Plus on vieillit, moins on se tracasse au sujet de l'endettement

TORONTO, le 1er février 2010En janvier, l'indice mensuel RBC des perspectives de consommation au Canada a perdu deux points et s'est établi à 106 points, les consommateurs ayant reporté des achats importants, s'étant montrés moins optimistes au sujet des perspectives économiques canadiennes et ayant manifesté des craintes accrues à l'égard de l'emploi. Selon le sondage, environ six Canadiens sur dix (58 %) sont préoccupés par leur niveau d'endettement actuel. Dans le groupe des 55 ans et plus, toutefois, les Canadiens sont moins nombreux à exprimer des inquiétudes (45 %), sans doute parce qu'un plus petit nombre d'entre eux sont encore endettés.
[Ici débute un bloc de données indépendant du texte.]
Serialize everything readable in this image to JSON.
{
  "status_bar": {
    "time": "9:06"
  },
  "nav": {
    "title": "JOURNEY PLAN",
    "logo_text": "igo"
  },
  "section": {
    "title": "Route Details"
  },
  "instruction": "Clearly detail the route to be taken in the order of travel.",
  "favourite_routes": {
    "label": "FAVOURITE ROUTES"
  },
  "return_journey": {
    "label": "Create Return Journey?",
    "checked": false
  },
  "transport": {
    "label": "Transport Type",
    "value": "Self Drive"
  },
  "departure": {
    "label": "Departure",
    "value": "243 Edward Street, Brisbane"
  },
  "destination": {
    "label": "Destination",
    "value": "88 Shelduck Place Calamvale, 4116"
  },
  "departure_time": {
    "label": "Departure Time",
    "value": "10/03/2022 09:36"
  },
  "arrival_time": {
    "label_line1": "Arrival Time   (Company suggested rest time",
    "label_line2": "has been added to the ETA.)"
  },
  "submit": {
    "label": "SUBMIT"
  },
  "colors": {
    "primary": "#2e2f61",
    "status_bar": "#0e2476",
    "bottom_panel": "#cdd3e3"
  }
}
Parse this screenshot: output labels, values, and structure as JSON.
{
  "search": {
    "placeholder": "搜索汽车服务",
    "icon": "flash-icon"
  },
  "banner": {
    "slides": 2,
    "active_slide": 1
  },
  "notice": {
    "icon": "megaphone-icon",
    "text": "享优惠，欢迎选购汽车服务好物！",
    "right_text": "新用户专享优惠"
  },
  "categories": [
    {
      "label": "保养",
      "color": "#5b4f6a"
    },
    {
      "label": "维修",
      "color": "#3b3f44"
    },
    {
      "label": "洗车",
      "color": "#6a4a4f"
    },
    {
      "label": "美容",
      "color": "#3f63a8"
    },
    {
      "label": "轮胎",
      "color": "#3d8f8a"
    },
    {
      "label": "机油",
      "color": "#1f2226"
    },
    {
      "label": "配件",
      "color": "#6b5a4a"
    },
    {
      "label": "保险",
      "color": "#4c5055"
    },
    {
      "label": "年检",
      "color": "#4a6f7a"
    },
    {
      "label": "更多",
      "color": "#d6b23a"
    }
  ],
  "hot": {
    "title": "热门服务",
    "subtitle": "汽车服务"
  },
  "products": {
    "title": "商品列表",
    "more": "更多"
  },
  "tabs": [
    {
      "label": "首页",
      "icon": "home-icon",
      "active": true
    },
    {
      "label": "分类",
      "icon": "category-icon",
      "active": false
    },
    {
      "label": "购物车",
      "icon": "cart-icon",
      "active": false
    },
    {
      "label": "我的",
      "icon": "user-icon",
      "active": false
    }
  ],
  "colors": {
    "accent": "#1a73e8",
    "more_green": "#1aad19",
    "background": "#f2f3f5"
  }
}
Lorsqu'on leur demande à quel âge ils ont été ou prévoient être libérés de toute dette, les Canadiens répondent en moyenne 57 ans ; et on observe des différences intéressantes entre les groupes d'âge :

  • Les Canadiens de 18 à 34 ans indiquent qu'ils s'attendent à ne plus avoir de dettes à 43 ans, en moyenne.
  • Selon les Canadiens de 35 à 54, cela se produira à 59 ans, en moyenne.
  • Les Canadiens de 55 ans ou plus, toutefois, ne prévoient pas être (ou n'ont pas été) libérés de toute dette avant l'âge de 66 ans, en moyenne.

« Les Canadiens sont clairement inquiets au sujet de leur niveau actuel d'endettement, affirme David McKay, chef de groupe, Services bancaires canadiens, RBC. Nous communiquons de façon proactive avec nos clients afin de leur offrir des conseils personnalisés pour les aider à atteindre leurs objectifs, notamment se libérer de leurs dettes plus rapidement. »

Un peu plus d'un Canadien sur quatre (26 %) a déclaré qu'un membre de son ménage a exprimé la crainte de perdre son emploi ou d'être mis à pied, ce qui représente une hausse considérable par rapport à un Canadien sur cinq (21 %) en décembre. Les craintes à l'égard de l'emploi ont augmenté dans toutes les provinces, la Colombie-Britannique (32 %) et l'Alberta (31 %) arrivant en tête. Les pourcentages les plus faibles de craintes à l'égard de l'emploi ont été recensés au Manitoba et en Saskatchewan (19 %), ainsi que dans les provinces de l'Atlantique (18 %).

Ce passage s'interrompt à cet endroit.